Cybercrime

CYBERCRIME

Under the new PILON Strategic Plan 2016 - 2018, Cybercrime is recognised as a priority legal issue for PILON.  This webpage is created as a Strategic Plan initiative, to compile resources for and to share information between PILON Members in relation to Cybercrime. Cybercrime is a new PILON policy agenda that was seen as a prevalent and recurring issue amongst member countries. During the 34th PILON Annual meeting in Honiara, Solomon Islands member countries decided and approved that Cybercrime be one PILON's 3 policy agendas.

The current Chair of the Cybercrime Working Group is Tonga with the working group members being Nauru, Cook Islands, Solomon Islands and Vanuatu. 

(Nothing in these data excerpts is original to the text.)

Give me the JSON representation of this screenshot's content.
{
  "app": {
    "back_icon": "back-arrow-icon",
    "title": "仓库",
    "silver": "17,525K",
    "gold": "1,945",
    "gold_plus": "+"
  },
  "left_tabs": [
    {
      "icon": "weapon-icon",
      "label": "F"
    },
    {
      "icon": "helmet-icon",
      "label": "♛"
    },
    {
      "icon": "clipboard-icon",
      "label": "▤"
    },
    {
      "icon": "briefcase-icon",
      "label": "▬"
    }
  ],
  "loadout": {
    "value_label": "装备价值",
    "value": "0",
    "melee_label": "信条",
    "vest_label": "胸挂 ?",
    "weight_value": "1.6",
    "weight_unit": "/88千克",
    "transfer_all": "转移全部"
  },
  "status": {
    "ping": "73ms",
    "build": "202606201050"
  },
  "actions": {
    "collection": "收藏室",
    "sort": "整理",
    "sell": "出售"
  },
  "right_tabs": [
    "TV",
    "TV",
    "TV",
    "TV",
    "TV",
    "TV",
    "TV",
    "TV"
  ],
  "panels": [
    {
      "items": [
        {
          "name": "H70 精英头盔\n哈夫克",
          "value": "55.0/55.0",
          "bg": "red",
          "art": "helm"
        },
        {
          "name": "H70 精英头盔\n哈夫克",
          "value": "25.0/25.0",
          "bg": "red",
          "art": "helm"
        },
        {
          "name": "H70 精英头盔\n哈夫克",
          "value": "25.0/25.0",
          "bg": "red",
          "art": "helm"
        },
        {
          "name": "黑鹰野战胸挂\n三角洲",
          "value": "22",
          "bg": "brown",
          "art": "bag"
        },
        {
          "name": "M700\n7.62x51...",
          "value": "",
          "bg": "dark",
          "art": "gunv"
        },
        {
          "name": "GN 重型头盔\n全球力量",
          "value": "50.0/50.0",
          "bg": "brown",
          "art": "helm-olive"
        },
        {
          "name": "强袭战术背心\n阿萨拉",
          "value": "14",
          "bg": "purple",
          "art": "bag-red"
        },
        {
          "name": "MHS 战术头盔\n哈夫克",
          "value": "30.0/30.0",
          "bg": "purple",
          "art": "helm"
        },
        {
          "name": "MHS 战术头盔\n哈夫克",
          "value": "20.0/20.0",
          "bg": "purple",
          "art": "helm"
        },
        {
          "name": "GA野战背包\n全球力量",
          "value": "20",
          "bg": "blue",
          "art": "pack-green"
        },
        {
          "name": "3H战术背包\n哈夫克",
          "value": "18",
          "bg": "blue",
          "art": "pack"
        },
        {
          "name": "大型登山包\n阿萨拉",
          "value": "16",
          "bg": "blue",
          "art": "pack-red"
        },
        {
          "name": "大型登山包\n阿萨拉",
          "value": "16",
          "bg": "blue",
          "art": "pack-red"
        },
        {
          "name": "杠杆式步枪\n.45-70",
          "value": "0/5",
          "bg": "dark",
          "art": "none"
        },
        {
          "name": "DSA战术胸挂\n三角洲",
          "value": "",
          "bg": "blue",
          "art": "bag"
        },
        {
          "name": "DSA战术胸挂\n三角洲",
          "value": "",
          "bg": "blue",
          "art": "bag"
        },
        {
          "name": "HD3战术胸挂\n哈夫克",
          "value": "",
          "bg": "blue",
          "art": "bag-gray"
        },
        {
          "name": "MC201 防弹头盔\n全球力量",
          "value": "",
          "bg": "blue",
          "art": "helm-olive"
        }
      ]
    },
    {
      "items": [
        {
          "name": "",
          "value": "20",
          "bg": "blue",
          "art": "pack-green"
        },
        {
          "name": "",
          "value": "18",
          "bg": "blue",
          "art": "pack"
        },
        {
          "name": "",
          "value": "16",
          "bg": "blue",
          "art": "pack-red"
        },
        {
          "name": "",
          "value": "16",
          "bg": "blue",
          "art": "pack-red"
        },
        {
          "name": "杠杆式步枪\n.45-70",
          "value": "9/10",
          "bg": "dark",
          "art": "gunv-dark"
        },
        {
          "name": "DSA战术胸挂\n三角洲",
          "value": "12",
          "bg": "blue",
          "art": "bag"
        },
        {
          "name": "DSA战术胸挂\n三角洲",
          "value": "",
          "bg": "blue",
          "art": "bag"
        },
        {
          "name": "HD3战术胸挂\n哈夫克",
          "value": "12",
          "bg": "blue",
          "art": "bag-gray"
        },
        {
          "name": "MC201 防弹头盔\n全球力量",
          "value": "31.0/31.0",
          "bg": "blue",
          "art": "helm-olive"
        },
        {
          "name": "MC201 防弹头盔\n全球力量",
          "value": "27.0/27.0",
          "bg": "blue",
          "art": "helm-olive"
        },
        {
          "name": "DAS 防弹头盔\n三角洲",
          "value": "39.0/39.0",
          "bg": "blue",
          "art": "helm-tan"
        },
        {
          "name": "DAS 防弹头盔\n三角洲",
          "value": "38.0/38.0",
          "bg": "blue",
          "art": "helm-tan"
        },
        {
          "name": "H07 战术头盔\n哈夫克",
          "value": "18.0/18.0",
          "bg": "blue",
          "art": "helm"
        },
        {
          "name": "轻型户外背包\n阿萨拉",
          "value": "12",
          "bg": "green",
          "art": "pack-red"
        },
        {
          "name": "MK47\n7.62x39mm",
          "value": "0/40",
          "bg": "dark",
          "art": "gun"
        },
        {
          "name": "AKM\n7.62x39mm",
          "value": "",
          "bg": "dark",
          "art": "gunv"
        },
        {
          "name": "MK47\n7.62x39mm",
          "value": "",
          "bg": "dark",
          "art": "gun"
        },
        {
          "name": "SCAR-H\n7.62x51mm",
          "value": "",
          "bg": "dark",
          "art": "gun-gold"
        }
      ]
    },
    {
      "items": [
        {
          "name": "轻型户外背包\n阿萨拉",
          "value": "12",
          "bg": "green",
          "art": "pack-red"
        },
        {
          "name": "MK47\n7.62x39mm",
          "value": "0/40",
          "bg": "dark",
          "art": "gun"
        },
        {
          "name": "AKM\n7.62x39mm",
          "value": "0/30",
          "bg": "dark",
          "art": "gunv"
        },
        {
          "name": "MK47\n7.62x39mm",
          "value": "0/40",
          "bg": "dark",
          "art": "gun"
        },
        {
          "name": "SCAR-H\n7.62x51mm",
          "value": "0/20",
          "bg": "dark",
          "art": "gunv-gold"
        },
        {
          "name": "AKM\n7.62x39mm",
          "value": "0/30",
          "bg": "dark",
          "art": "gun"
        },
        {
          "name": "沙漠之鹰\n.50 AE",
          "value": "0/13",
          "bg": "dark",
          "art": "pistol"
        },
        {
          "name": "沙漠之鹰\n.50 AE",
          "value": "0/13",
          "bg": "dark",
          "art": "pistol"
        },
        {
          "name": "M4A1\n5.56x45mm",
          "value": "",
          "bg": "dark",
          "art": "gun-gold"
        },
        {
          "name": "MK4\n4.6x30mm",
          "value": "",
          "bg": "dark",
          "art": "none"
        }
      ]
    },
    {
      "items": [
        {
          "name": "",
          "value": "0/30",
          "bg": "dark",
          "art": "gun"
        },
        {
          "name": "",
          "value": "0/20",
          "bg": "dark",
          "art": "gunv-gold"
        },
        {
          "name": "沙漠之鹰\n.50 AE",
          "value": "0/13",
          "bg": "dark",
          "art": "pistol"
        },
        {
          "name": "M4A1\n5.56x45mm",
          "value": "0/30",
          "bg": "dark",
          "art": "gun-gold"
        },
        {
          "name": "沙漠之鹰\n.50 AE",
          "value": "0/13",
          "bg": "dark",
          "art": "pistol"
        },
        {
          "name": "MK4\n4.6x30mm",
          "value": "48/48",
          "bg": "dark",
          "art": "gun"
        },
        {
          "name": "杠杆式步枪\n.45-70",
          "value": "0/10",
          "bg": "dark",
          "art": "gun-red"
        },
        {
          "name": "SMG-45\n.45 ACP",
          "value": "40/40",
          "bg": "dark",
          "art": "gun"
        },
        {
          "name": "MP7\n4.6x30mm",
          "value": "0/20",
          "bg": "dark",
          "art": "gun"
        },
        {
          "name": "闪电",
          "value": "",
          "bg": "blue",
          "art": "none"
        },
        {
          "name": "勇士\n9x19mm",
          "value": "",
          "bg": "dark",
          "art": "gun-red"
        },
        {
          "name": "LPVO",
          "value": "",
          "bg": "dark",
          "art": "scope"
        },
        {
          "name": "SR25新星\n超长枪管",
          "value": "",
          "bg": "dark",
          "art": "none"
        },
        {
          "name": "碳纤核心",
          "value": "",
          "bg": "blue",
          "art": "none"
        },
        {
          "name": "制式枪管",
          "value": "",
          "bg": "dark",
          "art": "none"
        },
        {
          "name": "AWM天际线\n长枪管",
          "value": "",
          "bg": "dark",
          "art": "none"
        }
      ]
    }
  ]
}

As the internet and new technologies open up great possibilities for the Pacific, they also provide opportunities for criminals to commit new crimes and carry out old crimes in new ways. As a result, cybercrime is increasingly becoming a challenge for the region. Cybercrime describes a range of circumstances in which technology is involved in the commission of crime and includes:-

  • crimes directed at computers and other information communication technologies (ICTs), such as attacks against computer systems, which may disrupt power supplies or other critical infrastructure; and

crimes where computers or ICTs are an integral part of an offence (such as online fraud, identity theft and distribution of child exploitation material).

  • Although the complexity and growing prevalence of cybercrime is a challenge to the global community, Pacific Island countries in particular are vulnerable to cybercrime activities due to a lack of effective legislative frameworks and the high level of skills and expertise required to investigate and prosecute cybercrime, particularly in relation to obtaining evidence of such crimes. This is coupled with fast growing rates of mobile phone and internet access in Pacific Island countries.
    Cybercrime presents further challenges because in many cases, the criminal responsible for the cybercrime offence is physically outside the country where the crime is being committed. The borderless nature of cybercrime means it can occur anywhere there is access to the internet.11 This then makes international cooperation, investigative assistance, and common substantive and procedural legislative provisions particularly important.
    The increasing threat posed by cybercrime, the fundamental need for appropriate legislation in response and the critical importance of regional cooperation would be important issues familiar to PILON members. The focus on cybercrime under this Strategic Plan will allow the network to consider how to tackle cybercrime from a regional perspective, with a focus on the development and implementation of best practice legislation including in accordance with the Council of Europe Convention on Cybercrime (Budapest Convention).
    The working group will also closely consider the results of the cybercrime needs assessment being carried out by the Forum Regional Security Committee and will have a key role in influencing and coordinating cybercrime related capacity building activities, proposed for delivery by development partners working in the region.